Click Above To Donate To The Congress of Country Music!Fans know that Marty hosted The Marty Stuart Show on cable TV’s RFD-TV. The channel still runs the re-runs but I wanted to know if there are any plans for new episodes of the TV show.
“Different TV show. We did 156 episodes of that particular one and called it ‘Mission Accomplished’. I’m working on this cultural center down in Mississippi, the Congress of Country Music. It's my hillbilly presidential library. So, if you're going to be in the backwoods of any state, you must broadcast. We're working on a TV show right now. That will be based around the artifacts and the collection and tell and go from there. Cool stories. Yeah.”
A reader submitted a couple of questions. One of them asked what Marty would’ve done had he not pursued his career in country music and is there anyone Stuart’s wanted to work with that he hasn’t, yet.
His answer to the first question: “Either with my own florist or in jail. I don't know, man! I could have had a photography studio. But I'm glad country-music was there.”

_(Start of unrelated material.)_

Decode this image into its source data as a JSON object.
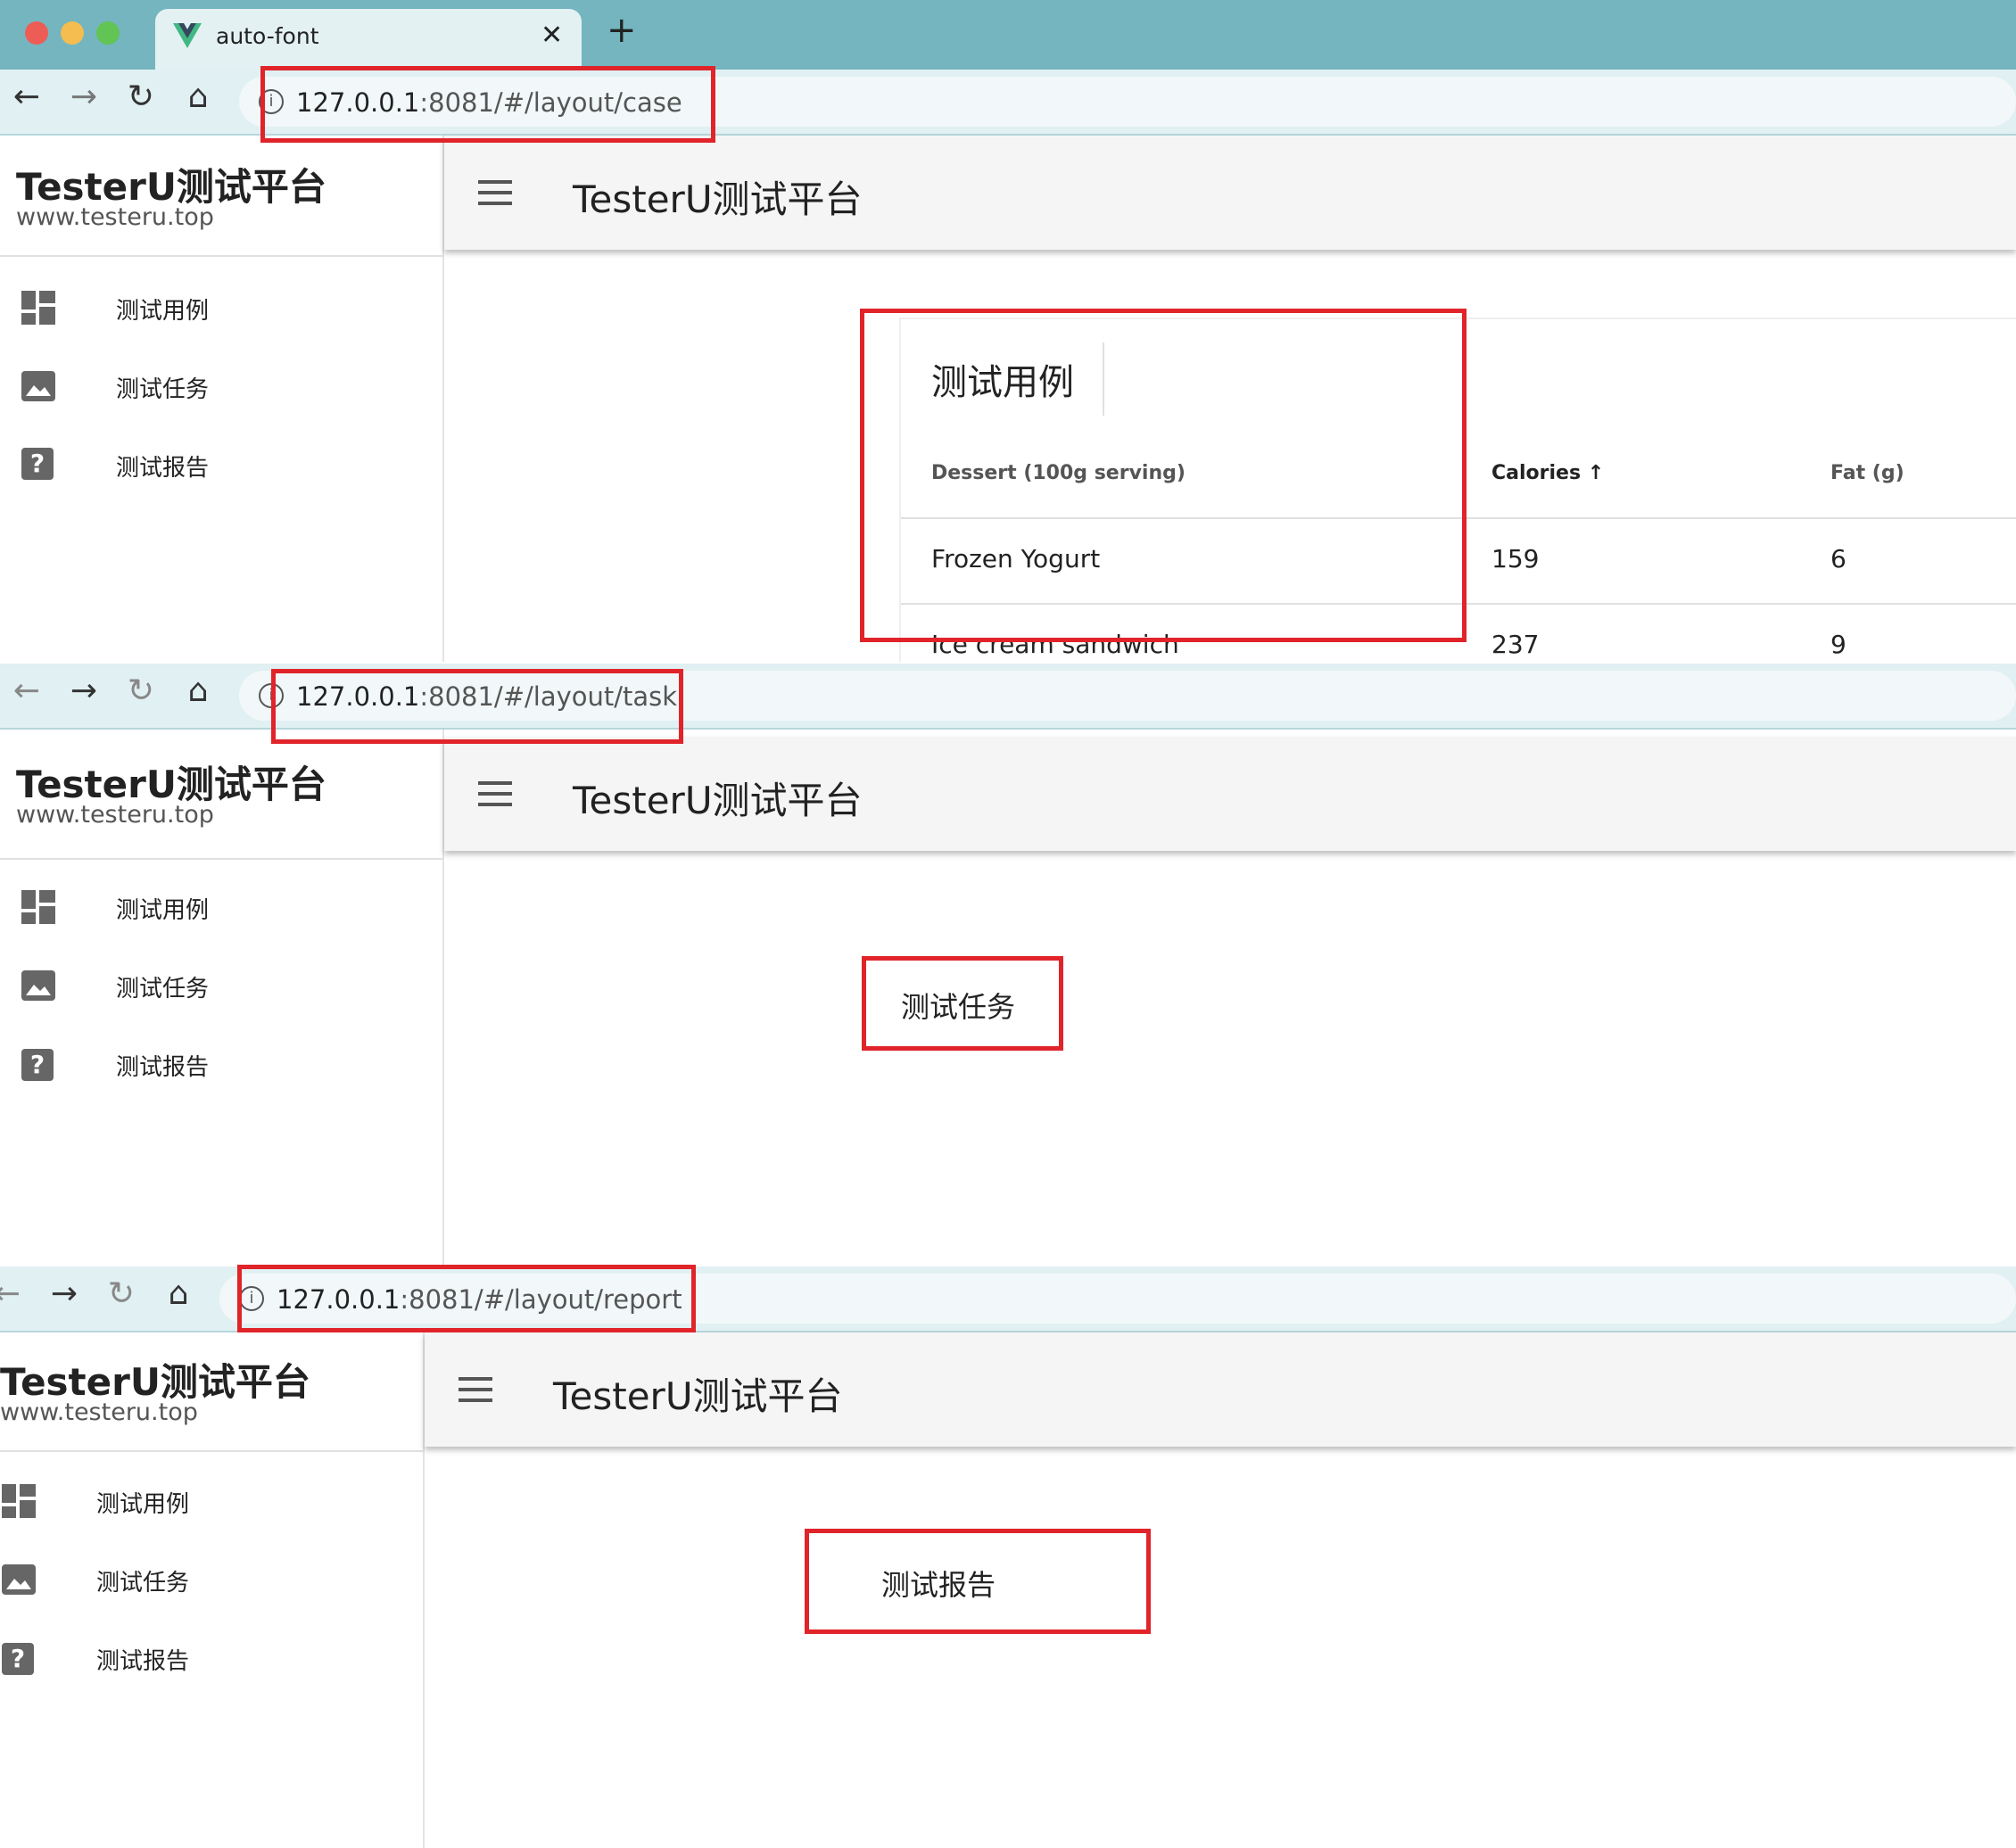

As for the second question, Marty answered: “Well, I've worked with pretty much everybody I ever wanted to. But there's an artist that I've never met and I really admire the quality of her work and the quality of her voice. That's Norah Jones. And, so, I just think Nora's a real artist for real.”
As a prolific musician and accomplished guitarist, I wondered if there were any guitars that he considered to be the Holy Grail of guitars.
“Well, concerning country music, there's two. One is Mother Maybelle Carter's guitar, which is in the process jewels exhibit at the Country Music Hall of Fame. And the other one is Jimmie Rodgers guitar that hangs in a vault in Meridian, Mississippi at the Jimmie Rodgers Museum. Concerning country music in my mind, there's those two guitars. Then there's everything else.”
Wrapping up our chat, I asked the country music legend how he wanted to be remembered and what he hopes his legacy will be.
“Well, I think I think the truest thing I could say to you is that he finally found something that he believed in with all of his heart and, then, he followed his heart at any cost to get the job done without compromise. And I hope I could be true to that.”